The team is currently conducting a survey of informal businesses both in and outside of Dantokpa market, one of the most important commercial areas in the country, and the largest market in West Africa. The team plans to launch the entreprenant program in mid-April. Upon completion of the impact evaluation, the package of incentives that result in the highest number of business formalizations will be scaled up and adopted by the government as the officialentreprenant status. New insights gained from the project will also inform the shaping of theentreprenant status in other OHADA member countries. The study will also explore whether the granting of the entreprenant status is more effective for women entrepreneurs, thus contributing to women’s empowerment, and inclusive growth.

To learn more about this project, please visit our page on Impact Evaluations.

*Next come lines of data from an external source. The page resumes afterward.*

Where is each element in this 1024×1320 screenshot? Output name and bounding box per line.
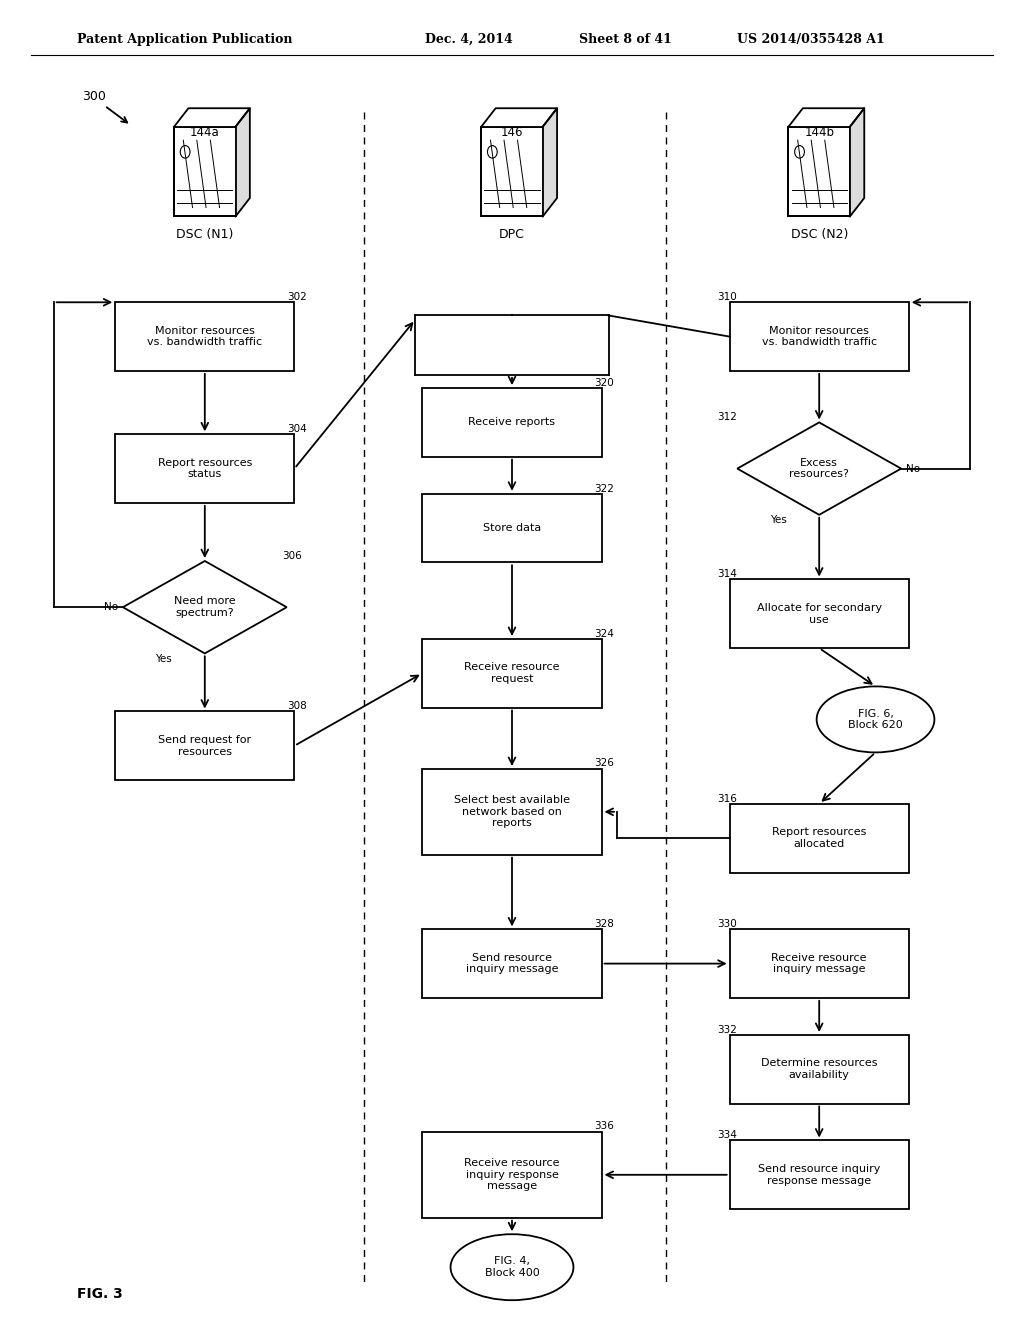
FancyBboxPatch shape xyxy=(481,127,543,216)
FancyBboxPatch shape xyxy=(422,1133,601,1217)
FancyBboxPatch shape xyxy=(116,302,295,371)
Circle shape xyxy=(487,145,498,158)
FancyBboxPatch shape xyxy=(788,127,850,216)
Text: Sheet 8 of 41: Sheet 8 of 41 xyxy=(579,33,672,46)
FancyBboxPatch shape xyxy=(729,929,909,998)
FancyBboxPatch shape xyxy=(174,127,236,216)
Text: Receive resource
inquiry message: Receive resource inquiry message xyxy=(771,953,867,974)
Text: Send resource
inquiry message: Send resource inquiry message xyxy=(466,953,558,974)
Text: 144b: 144b xyxy=(804,125,835,139)
Ellipse shape xyxy=(451,1234,573,1300)
FancyBboxPatch shape xyxy=(116,711,295,780)
Text: Store data: Store data xyxy=(483,523,541,533)
Text: Patent Application Publication: Patent Application Publication xyxy=(77,33,292,46)
Text: 302: 302 xyxy=(287,292,307,302)
Text: No: No xyxy=(906,463,921,474)
Text: 328: 328 xyxy=(594,919,614,929)
Text: 334: 334 xyxy=(717,1130,737,1140)
Text: DSC (N2): DSC (N2) xyxy=(791,228,848,242)
Text: Monitor resources
vs. bandwidth traffic: Monitor resources vs. bandwidth traffic xyxy=(762,326,877,347)
Text: Report resources
allocated: Report resources allocated xyxy=(772,828,866,849)
Text: Receive resource
request: Receive resource request xyxy=(464,663,560,684)
Text: 332: 332 xyxy=(717,1024,737,1035)
Text: FIG. 6,
Block 620: FIG. 6, Block 620 xyxy=(848,709,903,730)
Polygon shape xyxy=(123,561,287,653)
FancyBboxPatch shape xyxy=(422,768,601,855)
Text: 144a: 144a xyxy=(189,125,220,139)
Text: Need more
spectrum?: Need more spectrum? xyxy=(174,597,236,618)
FancyBboxPatch shape xyxy=(729,302,909,371)
Text: 320: 320 xyxy=(594,378,614,388)
Text: 322: 322 xyxy=(594,483,614,494)
FancyBboxPatch shape xyxy=(729,1035,909,1104)
Text: Receive resource
inquiry response
message: Receive resource inquiry response messag… xyxy=(464,1158,560,1192)
Text: Yes: Yes xyxy=(156,653,172,664)
Text: Send resource inquiry
response message: Send resource inquiry response message xyxy=(758,1164,881,1185)
Text: FIG. 3: FIG. 3 xyxy=(77,1287,123,1300)
Text: 310: 310 xyxy=(717,292,737,302)
Polygon shape xyxy=(236,108,250,216)
Text: US 2014/0355428 A1: US 2014/0355428 A1 xyxy=(737,33,885,46)
Polygon shape xyxy=(543,108,557,216)
FancyBboxPatch shape xyxy=(729,1140,909,1209)
FancyBboxPatch shape xyxy=(116,434,295,503)
Text: DPC: DPC xyxy=(499,228,525,242)
Text: DSC (N1): DSC (N1) xyxy=(176,228,233,242)
Text: Determine resources
availability: Determine resources availability xyxy=(761,1059,878,1080)
Text: 330: 330 xyxy=(717,919,737,929)
Text: 316: 316 xyxy=(717,793,737,804)
Text: Send request for
resources: Send request for resources xyxy=(159,735,251,756)
Text: Receive reports: Receive reports xyxy=(469,417,555,428)
Text: 300: 300 xyxy=(82,90,105,103)
Text: 312: 312 xyxy=(717,412,737,422)
Polygon shape xyxy=(481,108,557,127)
Polygon shape xyxy=(174,108,250,127)
Text: Allocate for secondary
use: Allocate for secondary use xyxy=(757,603,882,624)
Text: 326: 326 xyxy=(594,758,614,768)
Text: No: No xyxy=(103,602,118,612)
Text: Dec. 4, 2014: Dec. 4, 2014 xyxy=(425,33,513,46)
Text: Yes: Yes xyxy=(770,515,786,525)
FancyBboxPatch shape xyxy=(729,804,909,873)
Text: 336: 336 xyxy=(594,1121,614,1131)
Text: 314: 314 xyxy=(717,569,737,579)
Text: 146: 146 xyxy=(501,125,523,139)
Circle shape xyxy=(180,145,190,158)
FancyBboxPatch shape xyxy=(422,639,601,708)
FancyBboxPatch shape xyxy=(422,388,601,457)
FancyBboxPatch shape xyxy=(729,579,909,648)
Text: Report resources
status: Report resources status xyxy=(158,458,252,479)
Polygon shape xyxy=(737,422,901,515)
Text: Monitor resources
vs. bandwidth traffic: Monitor resources vs. bandwidth traffic xyxy=(147,326,262,347)
Ellipse shape xyxy=(816,686,934,752)
FancyBboxPatch shape xyxy=(422,494,601,562)
Circle shape xyxy=(795,145,805,158)
Text: FIG. 4,
Block 400: FIG. 4, Block 400 xyxy=(484,1257,540,1278)
Text: Excess
resources?: Excess resources? xyxy=(790,458,849,479)
Text: 306: 306 xyxy=(282,550,302,561)
Text: 308: 308 xyxy=(287,701,307,711)
Text: Select best available
network based on
reports: Select best available network based on r… xyxy=(454,795,570,829)
Polygon shape xyxy=(850,108,864,216)
Polygon shape xyxy=(788,108,864,127)
Text: 304: 304 xyxy=(287,424,307,434)
Text: 324: 324 xyxy=(594,628,614,639)
FancyBboxPatch shape xyxy=(422,929,601,998)
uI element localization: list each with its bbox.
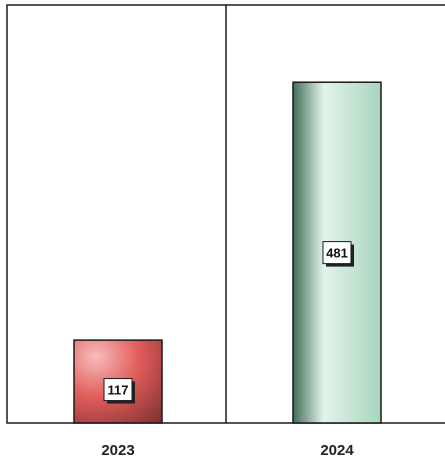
x-tick-label-2024: 2024 [320,442,354,459]
data-label-box [322,241,352,265]
data-label-2023: 117 [103,378,135,404]
data-label-box [103,378,133,402]
data-label-text-2024: 481 [326,246,348,261]
data-label-2024: 481 [322,241,354,267]
x-tick-label-2023: 2023 [101,442,134,459]
data-label-text-2023: 117 [108,383,129,398]
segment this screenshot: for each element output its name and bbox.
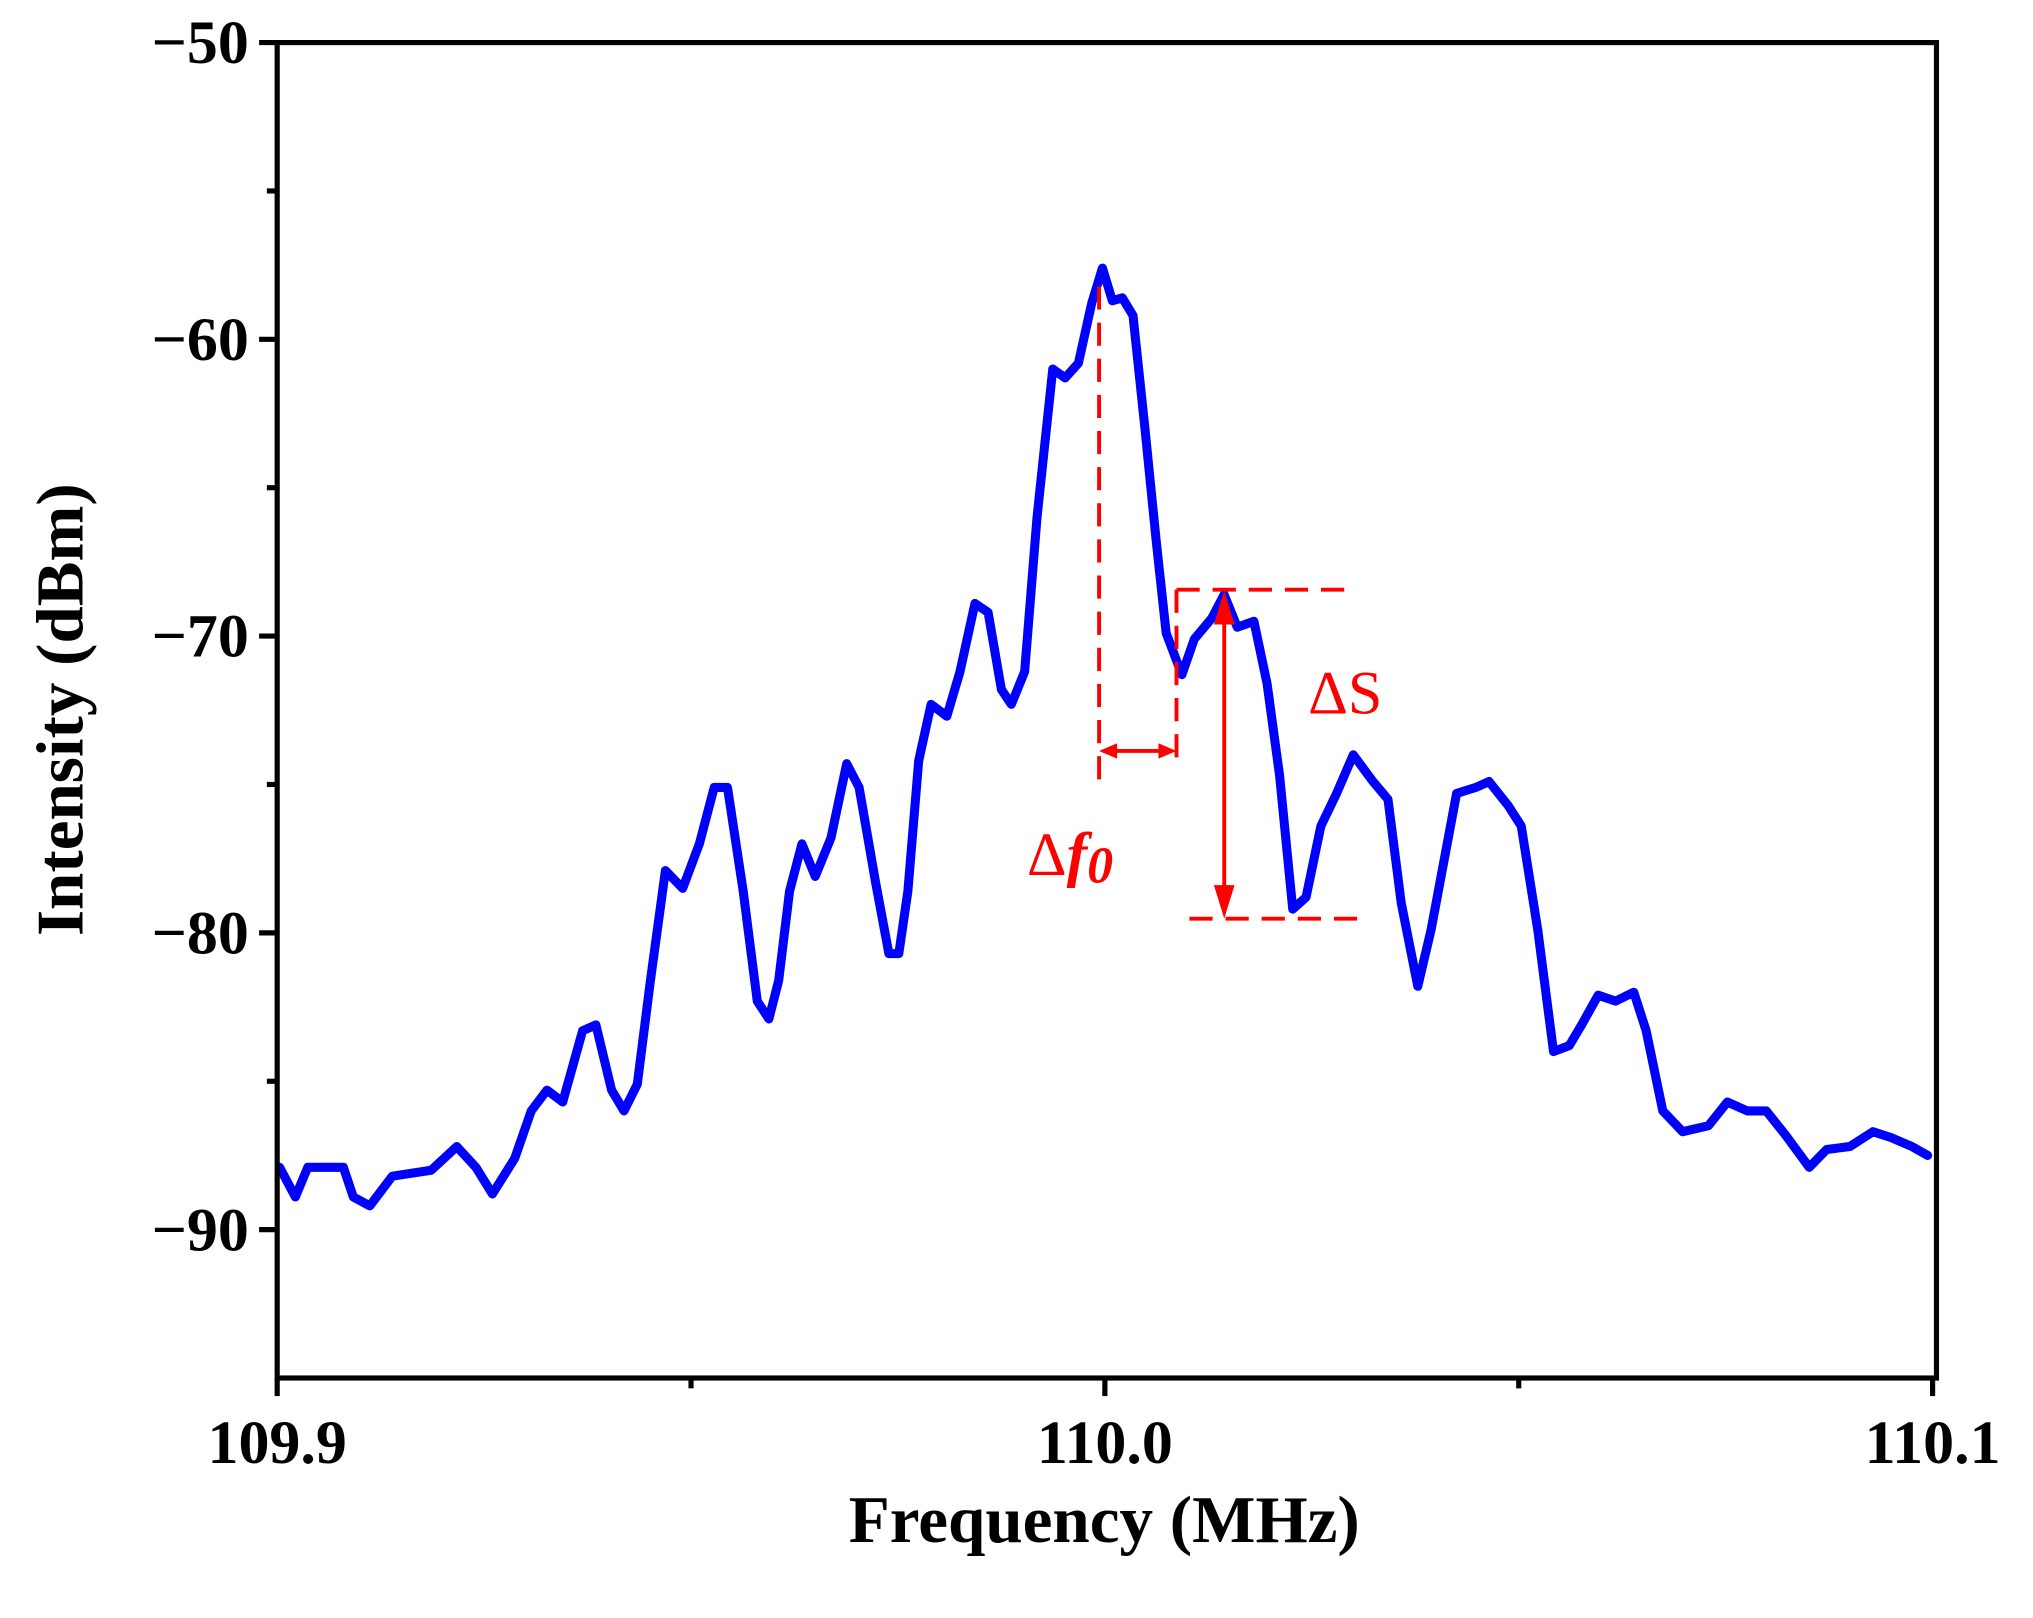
annotation-label: Δf0 [1027, 821, 1113, 895]
x-tick-label: 109.9 [208, 1409, 347, 1477]
annotations: ΔS Δf0 [1027, 286, 1382, 921]
axis-frame [274, 39, 1940, 1381]
arrow-head [1213, 590, 1235, 919]
x-tick-label: 110.0 [1037, 1409, 1173, 1477]
y-tick-label: −90 [152, 1196, 249, 1264]
arrow-head [1099, 743, 1177, 759]
x-tick-label: 110.1 [1865, 1409, 2001, 1477]
y-tick-label: −70 [152, 603, 249, 671]
y-tick-label: −80 [152, 900, 249, 968]
y-axis-title: Intensity (dBm) [22, 483, 97, 936]
x-axis-title: Frequency (MHz) [849, 1482, 1360, 1557]
annotation-label: Δ [1027, 821, 1067, 889]
plot-area: −90 −80 −70 −60 −50 109.9 110.0 110.1 [152, 9, 2001, 1477]
annotation-label: 0 [1087, 838, 1113, 895]
y-tick-label: −50 [152, 9, 249, 77]
data-line [275, 263, 1933, 1211]
y-tick-label: −60 [152, 306, 249, 374]
annotation-label: ΔS [1308, 660, 1382, 728]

1. The most recent data on the informal sector in Benin come from a survey by INSAE (the National Statistics Office) and a survey on 4,859 firms conducted in 2008 by ECOPA.

2. Formed in 1993 with the objective to harmonize business laws across the region, the 17 member coalition has adopted a set of nine OHADA Uniform Acts, including those concerning the company law, secured transaction law, insolvency law, and commercial law. The current OHADA members countries include Benin, Burkina Faso, Cameroon, Central African Republic, Chad, Comoros, Republic of the Congo, Côte d'Ivoire, Equatorial Guinea, Gabon, Guinea, Guinea-Bissau, Mali, Niger, Senegal, Togo, and the Democratic Republic of Congo.

3. The entreprenant status, as formulated by the OHADA law, is a legal status that can apply to a physical person running a small business, who practices any type of activity (civil, commercial, artisan, agricultural), and with limited turnover.